For the first time, the researchers were able to show that NK cells play a role in the early control of SARS-CoV-2. However, their ability to eliminate SARS-CoV-2-infected cells was impaired by the early release of TGFβ.

“In short, NK cells help the body fight SARS-CoV-2,” explained Witkowski. “According to our laboratory tests, however, cells isolated from patients with severe disease were far less effective against the virus than cells taken from individuals with mild symptoms.”

The researchers identified the early release of TGFβ as the underlying cause through a study that analyzed more than 80,000 single NK cells from a total of 68 samples taken from COVID-19 patients with varying degrees of disease severity. By establishing which genes were activated in each of the cells, the researchers created an “atlas of gene expression” which provided extremely detailed data on immune cell responses.
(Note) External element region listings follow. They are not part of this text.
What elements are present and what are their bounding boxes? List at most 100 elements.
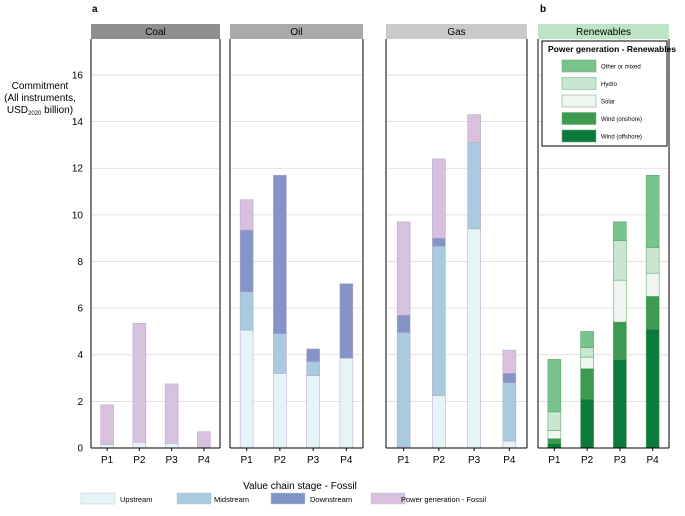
y-tick-labels: 0 2 4 6 8 10 12 14 16: [72, 70, 84, 454]
y-tick-label: 14: [72, 117, 84, 128]
legend-label-power-generation-fossil: Power generation - Fossil: [401, 495, 486, 504]
bar-coal-p3-upstream: [164, 443, 179, 449]
y-tick-label: 2: [77, 397, 83, 408]
bar-coal-p1-upstream: [100, 444, 114, 449]
legend-swatch-wind-onshore: [561, 112, 597, 125]
y-tick-label: 12: [72, 164, 84, 175]
legend-label-upstream: Upstream: [120, 495, 153, 504]
x-tick-label-gas-p4: P4: [503, 455, 516, 466]
y-label-suffix: billion): [41, 105, 73, 116]
panel-title-renewables: Renewables: [576, 27, 631, 38]
bar-coal-p4-power-generation-fossil: [197, 431, 211, 449]
bar-renewables-p1-solar: [547, 430, 562, 439]
bar-renewables-p3-hydro: [613, 240, 627, 281]
x-tick-label-oil-p1: P1: [241, 455, 254, 466]
x-tick-label-renewables-p1: P1: [548, 455, 561, 466]
legend-label-wind-offshore: Wind (offshore): [601, 135, 642, 141]
x-tick-label-oil-p4: P4: [340, 455, 353, 466]
legend-label-hydro: Hydro: [601, 82, 618, 88]
bar-renewables-p4-other-or-mixed: [645, 174, 660, 248]
bar-renewables-p3-wind-onshore: [613, 321, 627, 360]
bar-gas-p2-power-generation-fossil: [432, 158, 446, 239]
legend-renewables-box: [541, 40, 668, 147]
bar-gas-p4-power-generation-fossil: [502, 349, 517, 374]
x-tick-label-coal-p3: P3: [166, 455, 179, 466]
bar-gas-p4-downstream: [502, 373, 517, 383]
panel-header-renewables: [538, 24, 669, 39]
bar-renewables-p4-wind-offshore: [645, 328, 660, 449]
bar-oil-p3-upstream: [306, 375, 320, 449]
bar-renewables-p4-hydro: [645, 247, 660, 274]
legend-swatch-power-generation-fossil: [370, 492, 406, 505]
bar-renewables-p1-other-or-mixed: [547, 359, 562, 413]
panel-title-oil: Oil: [290, 27, 302, 38]
legend-label-downstream: Downstream: [310, 495, 352, 504]
bar-gas-p2-downstream: [432, 237, 446, 247]
bars: [100, 114, 660, 449]
bar-oil-p1-power-generation-fossil: [239, 199, 254, 231]
y-label-line3: USD2020 billion): [7, 105, 73, 117]
legend-label-solar: Solar: [601, 100, 615, 106]
legend-label-midstream: Midstream: [214, 495, 249, 504]
bar-oil-p1-downstream: [239, 229, 254, 293]
bar-gas-p3-power-generation-fossil: [467, 114, 481, 143]
bar-renewables-p2-hydro: [580, 347, 594, 358]
bar-renewables-p2-wind-onshore: [580, 368, 594, 400]
legend-swatch-other-or-mixed: [561, 59, 597, 73]
legend-swatch-solar: [561, 94, 597, 108]
bar-renewables-p4-solar: [645, 272, 660, 297]
y-tick-label: 6: [77, 304, 83, 315]
bar-renewables-p2-wind-offshore: [580, 398, 594, 449]
y-axis-label: Commitment (All instruments, USD2020 bil…: [4, 81, 76, 117]
bar-coal-p1-power-generation-fossil: [100, 404, 114, 445]
x-tick-label-gas-p2: P2: [433, 455, 446, 466]
bar-coal-p3-power-generation-fossil: [164, 383, 179, 444]
y-label-unit: USD: [7, 105, 28, 116]
y-tick-label: 0: [77, 444, 83, 455]
legend-renewables: Power generation - Renewables Other or m…: [541, 40, 676, 147]
bar-oil-p2-midstream: [273, 333, 287, 374]
bar-oil-p1-midstream: [239, 291, 254, 331]
panel-letter-b: b: [540, 4, 546, 15]
bar-renewables-p4-wind-onshore: [645, 296, 660, 330]
legend-fossil-title: Value chain stage - Fossil: [243, 481, 357, 492]
bar-oil-p4-upstream: [339, 357, 354, 449]
bar-renewables-p1-wind-onshore: [547, 438, 562, 444]
bar-oil-p3-downstream: [306, 348, 320, 362]
bar-oil-p1-upstream: [239, 330, 254, 449]
legend-swatch-hydro: [561, 77, 597, 90]
bar-gas-p2-upstream: [432, 395, 446, 449]
panel-letter-a: a: [92, 4, 98, 15]
x-tick-label-coal-p4: P4: [198, 455, 211, 466]
y-tick-label: 8: [77, 257, 83, 268]
bar-renewables-p1-wind-offshore: [547, 443, 562, 449]
panel-header-oil: [230, 24, 363, 39]
bar-renewables-p3-wind-offshore: [613, 359, 627, 449]
bar-renewables-p3-solar: [613, 279, 627, 323]
legend-swatch-wind-offshore: [561, 129, 597, 143]
bar-renewables-p2-other-or-mixed: [580, 331, 594, 348]
legend-fossil: Value chain stage - Fossil Upstream Midst…: [80, 481, 486, 505]
x-tick-label-renewables-p2: P2: [581, 455, 594, 466]
panel-frames: [90, 39, 670, 451]
panel-header-coal: [91, 24, 220, 39]
bar-gas-p1-midstream: [396, 332, 411, 448]
bar-oil-p2-downstream: [273, 174, 287, 335]
bar-coal-p2-upstream: [132, 441, 147, 449]
bar-gas-p3-upstream: [467, 228, 481, 449]
x-tick-label-oil-p3: P3: [307, 455, 320, 466]
y-tick-label: 4: [77, 350, 83, 361]
bar-oil-p4-downstream: [339, 283, 354, 359]
bar-gas-p1-power-generation-fossil: [396, 221, 411, 316]
bar-gas-p3-midstream: [467, 142, 481, 230]
bar-oil-p2-upstream: [273, 373, 287, 449]
panel-header-gas: [386, 24, 527, 39]
y-label-line1: Commitment: [12, 81, 69, 92]
panel-title-gas: Gas: [447, 27, 465, 38]
bar-gas-p4-upstream: [502, 440, 517, 449]
legend-renewables-title: Power generation - Renewables: [548, 44, 676, 54]
y-label-line2: (All instruments,: [4, 93, 76, 104]
x-tick-label-oil-p2: P2: [274, 455, 287, 466]
y-tick-label: 10: [72, 210, 84, 221]
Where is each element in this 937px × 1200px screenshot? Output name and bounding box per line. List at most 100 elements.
Their analysis pointed to a profound effect being exerted by the immune-dampening cytokine TGFβ. “Our data show that, while NK cells are activated early in patients with COVID-19, they are then promptly blocked by TGFβ,” said Mir-Farzin Mashreghi, PhD, head of the DRFZ research group which conducted the gene expression analyses. “NK cells find it harder to bind to virus-infected cells and are therefore unable to eliminate them.” This effect is primarily observed in COVID-19 patients with severe disease. Here, high levels of TGFβ are seen in the initial days of infection. In contrast, individuals with mild symptoms only produce this chemical messenger after more than three weeks. In patients with other severe pneumonias, NK cells were not found to be affected by TGFβ.

“It is therefore clear that, in addition to other factors, the clinical course of COVID-19 is determined by the timing of the TGFβ release,” explained Andreas Diefenbach, PhD, director of Charité’s Institute of Microbiology, Infectious Diseases, and Immunology.

Diefenbach described his working hypothesis as follows: “It is likely that in most people with COVID-19, the innate immune system is able to push back against the virus shortly after infection. In some patients, however, the immune response to the pathogen is so profound that the body acts to correct this and produces TGFβ, the biochemical messenger which, among other things, impairs NK cell function. This of course happens at a point in time when SARS-CoV-2 is yet to be eliminated, meaning the blocking signal is sent too early. The end result of this faulty immune response is an inability to fight the virus in an effective manner, which in turn causes the damage typically associated with severe disease. We did not observe this combination of robust activation and simultaneous blocking of NK cells in patients with other infections like influenza; it appears to be a hallmark of COVID-19.”

Based on their findings, the researchers anticipate that the timely inhibition of TGFβ could prevent progression to severe COVID-19. Candidates capable of blocking the chemical messenger are currently undergoing testing as part of clinical trials. They include a range of substances originally developed for use in the treatment of cancer and rheumatoid arthritis, disorders in which TGFβ also plays a role. “The use of anti-TGFβ treatments to correct the timing of the body’s immune response would make for an interesting strategy. Before anything else, however, it will be necessary to test the experimental TGFβ-inhibitors in animal models,” emphasized Diefenbach. “We believe there is a further potential treatment target. It may be possible to target NK cells directly and, through their activation, restore their ability to eliminate SARS-CoV-2-infected cells. We will therefore study the precise mechanisms by which immune cells recognize and eliminate their target cells.”